Computerworld

Westpac’s new central banking system to go live in September

According to Simon Pomeroy, chief digital officer at the bank, the platform is part of a digitally-led, people-backed strategy.

Westpac NZ’s new central internet banking system will go live in September this year, following internal and select customer testing and modification.

“The system is part of our strategy to be a digitally-led, people-backed bank. We are already 15 months into the strategy, where we have already made significant improvements in engaging with and delivering services to customers on the devices they want to use, when they want to use it,” said Simon Pomeroy, chief digital officer at Westpac NZ. He was speaking at the IBM Connect conference taking place in Auckland today.

Describing Westpac’s work in digitsation, Pomeroy stated that the bank followed a three-pillared strategy comprising of programme symphony, which looked at using existing data differently and the gamut of customer communication and management, a central internet banking platform that is designed to enable 100 per cent banking service provision to customers regardless of device, and true personalisation that allowed customer communication at points of relevance.

According to him, as customers become more mobile, banks have to adapt and shift to aligning themselves to customer behaviour, without forgetting that relationships are the key even in a digital world.

“Digital is not about replacing people. People do business with people, and they still want to deal with people, and feel that they are looking after them and their financial needs. It is about relationships and digitisation should get right or you will lose that relationship,” said Pomeroy.

Pomeroy was preceded on stage at the event by Glenn Wightwick, research director at IBM A/NZ, who spoke at length about the mega-trends that are changing industries in Australia and New Zealand, and connected it to the work that IBM was doing internally.

“We want to explore ideas in novel ways and in keeping with that we shifted gears recently and re-organised how we think of research into four different areas. The first is industries and solutions, where we focus on continuing to have the deepest expertise across industries, and science and technology where we are working at the nanometer level,” said Wightwick.

He also spoke about IBM’s focus on compute-as-a-service, and provided examples of work done by the company in the area of disaster management, where it is providing services to relevant agencies to predict events, like the path of a wild fire, allowing them to plan better evacuation procedures and placement of shelters in the surrounding area.

“The other area of focus is cognitive computing. There is the example of Watson winning at Jeopardy. That involved the work of complex algorithms on the top of data sets to enable machines that can learn. We will continue to build machines that can learn, and for that we need lots of data on which analysis can be performed and information can be gathered,” he said.

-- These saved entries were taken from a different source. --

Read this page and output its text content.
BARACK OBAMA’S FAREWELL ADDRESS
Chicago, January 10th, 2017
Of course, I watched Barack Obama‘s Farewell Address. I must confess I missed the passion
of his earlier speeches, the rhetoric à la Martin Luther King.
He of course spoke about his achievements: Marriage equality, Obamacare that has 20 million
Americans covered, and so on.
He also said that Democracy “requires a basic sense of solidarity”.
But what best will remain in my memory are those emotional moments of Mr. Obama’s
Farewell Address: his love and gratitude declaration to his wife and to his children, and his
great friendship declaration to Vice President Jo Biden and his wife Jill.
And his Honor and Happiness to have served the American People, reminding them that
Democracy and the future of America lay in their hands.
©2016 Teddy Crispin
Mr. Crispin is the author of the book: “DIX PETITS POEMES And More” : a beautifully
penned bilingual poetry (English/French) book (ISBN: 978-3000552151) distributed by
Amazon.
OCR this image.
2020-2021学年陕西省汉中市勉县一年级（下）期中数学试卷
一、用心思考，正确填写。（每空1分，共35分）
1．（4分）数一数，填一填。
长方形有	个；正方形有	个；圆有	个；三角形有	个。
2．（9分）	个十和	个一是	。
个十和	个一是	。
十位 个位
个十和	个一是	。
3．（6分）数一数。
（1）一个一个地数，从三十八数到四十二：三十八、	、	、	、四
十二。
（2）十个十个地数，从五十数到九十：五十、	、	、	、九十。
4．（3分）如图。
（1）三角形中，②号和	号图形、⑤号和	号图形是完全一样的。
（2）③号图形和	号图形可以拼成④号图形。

Wightwick also spoke about the work he was doing along with his team in his labs in Melbourne in enabling Watson to look through medical images and become as good as a radiologist in identifying anomalies.

“We are building those machines now, and over time, we want to build one that is as good or better than what humans can achieve in complex decision making,” he said.

IBM’s Connect in Auckland is part of the firm's global set of events that brings together the company’s partners and customers and highlights some of the work being done by the company in the region, in co-relation to its global work.